Сцена | страница 10



Он вернулся с репетиции, пообедал, и до спектакля делать ему решительно нечего.

В гости идти нельзя: он сегодня поёт.

Спать не хочется.

Читать, — они никогда ничего не читают.

Он шестнадцать раз прошёлся по комнате по диагонали, десять раз вдоль стен, сосчитал на полу двадцать четыре паркетных шашки, полежал, рассмотрел на потолке все пятна, два раза принимался рассматривать висящие на стенке номера объявления, решительно не зная, что в них написано, он посидел уже у окна и поводил пальцем по стеклу.

Словом, все развлечения исчерпаны.

И вот ему приходит в голову:

— А попробовать взять сегодняшнее do…

Берёт.

Do как do! Даже отлично. Но как будто немножко сипит.

Ну-ка попробовать ещё раз!

— Do-o-o-o!

Сипит или не сипит? Как будто и нет, как будто и да. Чёрт его знает.

Не разберёшь.

Надо посмотреть горло.

Он берёт зеркало, становится против света.

Горло, кажется, ничего. Красноты нет.

А как будто и есть!

На всякий случай лучше попульверизировать.

Он пульверизирует.

Ну-ка теперь.

— Do-o-o!!!

Положительно сипит.

Необходимо пополоскать.

— Do-o-o!!!

— Do-o-o!!!

Ещё хуже.

Ах, чёрт возьми, нужно паровой пульверизатор.

Он дрожащей рукой зажигает спиртовую лампочку.

Пульверизация сделана.

— Do-o-o!

Надо ещё. Ещё сделано.

— Do-o-o!

Ну, теперь окончательно слышно, что сипит.

Надо лечь и положить компресс.

Ужасное положение. Вечером петь, а тут… Ну-ка попробовать, помог компресс?

— Do-o-o!

Вот так сипит!

Тенор схватывается за голову.

— Что делать?.. Горчичник?

Он ставит горчичник.

— Не попульверизировать ли ещё?

Он пульверизирует.

— Не положить ли ещё компресс?

Он кладёт.

— Ну, теперь!

Тенор набирает воздуху, чтобы изо всей силы хватить «do», и из его груди вылетает отчаяннейшее:

— Ща-а-а-а!

Он схватывает себя за волосы, глядит кругом сумасшедшим взглядом, затем кидается к звонку.

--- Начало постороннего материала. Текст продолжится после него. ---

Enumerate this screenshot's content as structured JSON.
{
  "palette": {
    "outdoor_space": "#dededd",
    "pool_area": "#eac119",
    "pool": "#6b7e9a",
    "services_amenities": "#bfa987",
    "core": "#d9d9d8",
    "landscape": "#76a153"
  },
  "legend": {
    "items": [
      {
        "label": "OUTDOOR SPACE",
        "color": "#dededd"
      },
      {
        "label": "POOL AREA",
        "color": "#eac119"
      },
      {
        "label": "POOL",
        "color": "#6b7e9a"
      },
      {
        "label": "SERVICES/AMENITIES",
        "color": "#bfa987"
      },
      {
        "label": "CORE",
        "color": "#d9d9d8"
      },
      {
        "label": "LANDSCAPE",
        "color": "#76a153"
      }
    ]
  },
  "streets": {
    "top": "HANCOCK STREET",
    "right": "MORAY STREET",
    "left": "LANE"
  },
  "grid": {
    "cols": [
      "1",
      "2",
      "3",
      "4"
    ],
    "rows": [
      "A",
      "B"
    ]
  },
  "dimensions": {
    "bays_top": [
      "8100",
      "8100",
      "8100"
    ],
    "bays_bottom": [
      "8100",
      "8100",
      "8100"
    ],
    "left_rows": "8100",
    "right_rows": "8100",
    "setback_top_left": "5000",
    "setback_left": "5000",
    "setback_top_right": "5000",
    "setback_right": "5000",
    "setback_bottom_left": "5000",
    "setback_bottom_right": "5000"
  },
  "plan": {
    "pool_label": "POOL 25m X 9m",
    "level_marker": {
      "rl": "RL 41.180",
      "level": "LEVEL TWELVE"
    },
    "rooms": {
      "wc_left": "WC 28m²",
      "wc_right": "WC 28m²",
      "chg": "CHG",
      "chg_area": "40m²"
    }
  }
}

Через час он лежит в постели.

Доктор прописывает шестой рецепт. Антрепренёр разрывает на себе пиджак. Полный сбор возвращается обратно. Публика ругается.

Спектакль отменён «по болезни тенора». Это вечная, старая, но всегда новая история. Если же, при всём желании, тенор не заметит в горле никакой красноты, — у него непременно зачешется в носу, — и он будет промывать нос до тех пор, пока вместо «do», у него не получится:

— Но-о-о-о!

Они лечатся от скуки и заболевают от лечения.

Баритон

Он никогда не лечится.

Он постоянно здоров.

И знаете — почему?

Благодаря шерстяной фуфайке.

— О, эта шерстяная фуфайка!

Это трагическое восклицание принадлежит одной пожилой даме, с которой мы однажды разговорились о воспоминаниях её молодости. Она произносила «о, эта шерстяная фуфайка!» с таким видом, как будто речь шла о каком-нибудь чудовище.